New research by NBS finds half of industry professionals still unclear on duty holder responsibilities for higher-risk buildings

As the six-month transition period for Higher Risk Buildings (HRBs) comes to a close, new research from NBS, the UK’s leading specification platform, shows the industry is still struggling to achieve a consensus on the scope and requirements of the Building Safety Act 2022.

The report reveals half of industry professionals remain unclear on the responsibilities of duty holders for the gateways defined for higher-risk buildings. What’s more, only 20 percent of respondents feel confident they are ‘very clear’ on the differences in responsibilities, if the project is defined as a higher-risk building.

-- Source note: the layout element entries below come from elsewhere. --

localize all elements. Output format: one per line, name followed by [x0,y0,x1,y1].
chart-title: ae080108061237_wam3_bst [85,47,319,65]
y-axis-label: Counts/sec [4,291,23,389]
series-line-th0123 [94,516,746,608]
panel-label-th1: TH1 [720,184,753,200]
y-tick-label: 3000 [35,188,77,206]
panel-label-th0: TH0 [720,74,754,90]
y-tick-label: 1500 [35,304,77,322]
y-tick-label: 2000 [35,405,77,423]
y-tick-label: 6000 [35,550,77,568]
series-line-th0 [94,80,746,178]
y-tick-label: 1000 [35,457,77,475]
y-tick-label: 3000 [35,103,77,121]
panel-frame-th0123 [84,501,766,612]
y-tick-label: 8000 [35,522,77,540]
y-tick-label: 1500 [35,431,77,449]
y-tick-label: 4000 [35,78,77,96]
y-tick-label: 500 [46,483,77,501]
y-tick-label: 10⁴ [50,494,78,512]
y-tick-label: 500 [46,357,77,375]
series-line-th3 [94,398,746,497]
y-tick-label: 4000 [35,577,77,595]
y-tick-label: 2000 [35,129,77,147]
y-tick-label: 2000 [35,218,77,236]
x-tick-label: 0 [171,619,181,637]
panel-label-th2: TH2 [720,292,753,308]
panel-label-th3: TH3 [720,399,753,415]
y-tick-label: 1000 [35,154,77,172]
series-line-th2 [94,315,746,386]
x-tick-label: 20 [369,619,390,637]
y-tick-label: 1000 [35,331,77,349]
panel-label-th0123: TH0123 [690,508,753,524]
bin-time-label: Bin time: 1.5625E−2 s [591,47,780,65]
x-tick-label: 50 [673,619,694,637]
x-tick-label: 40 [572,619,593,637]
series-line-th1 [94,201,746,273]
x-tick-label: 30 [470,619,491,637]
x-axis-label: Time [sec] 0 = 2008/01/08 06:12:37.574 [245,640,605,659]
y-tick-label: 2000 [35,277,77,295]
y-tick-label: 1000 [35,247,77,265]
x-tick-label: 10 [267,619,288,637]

This is a deeply concerning figure. What the research makes clear, is a greater effort is urgently required to ensure a universal understanding of the BSA’s role; particularly, clarifying the lines of responsibility and duties, whilst improving the consistency and quality of documentation and record keeping on construction projects.

Commenting on the findings, Russell Haworth, Chief Executive Officer UKI at Byggfakta Group, NBS’ parent company, said “At our Construction Leaders’ Summit last October, Dame Judith Hackitt told the audience, in no uncertain terms, that regulatory change is coming, and it’s unstoppable, so the construction industry needs to be fully prepared. Fast-forward to April 2024, and our research shows many specifiers are struggling to get to grips with the requirements, and this needs to be resolved. All designers must have the correct approach to specifications if the industry is to raise the bar on building safety. This includes getting to grips with the ‘nitty gritty’ of the BSA if they want to operate in the new regulatory landscape.”

Worrying still are attitudes towards the Golden Thread and the critical role it plays for HRBs. For example, just under half of those surveyed (45%) are clear as to how they will manage building information to realise the Golden Thread and just one in ten have a solid plan in place.

Dr Stephen Hamil, Innovation Director at NBS, said “The level of understanding around the golden thread of information is worrying. As well as providing a continuous flow of information throughout the entire lifecycle of a building, it is necessary to ensure all relevant safety-related information is readily accessible and up to date.”

He stressed the need for robust specifications that will act as a point of reference to demonstrate that designs meet the Building Regulations as part of the submitted plans at the gateways. “However, the Building Safety Act presents a great opportunity for the industry to take back control of both the design process and through proper change control processes ensure that sub-standard construction does not happen. Safety starts with the specification and a well-managed approach to spec writing must form part of the standard design process.”

David Bain, Research Manager at NBS, said “Consistency is the backbone of progress and the stakes have never been higher when it comes to HRBs. These studies serve to highlight ‘trouble spots’ and importantly, offer an understanding of how to take the industry forward as a whole.”

The full report, which provides insight into industry views on the Building Safety Act and its implementation, launches in April 2024.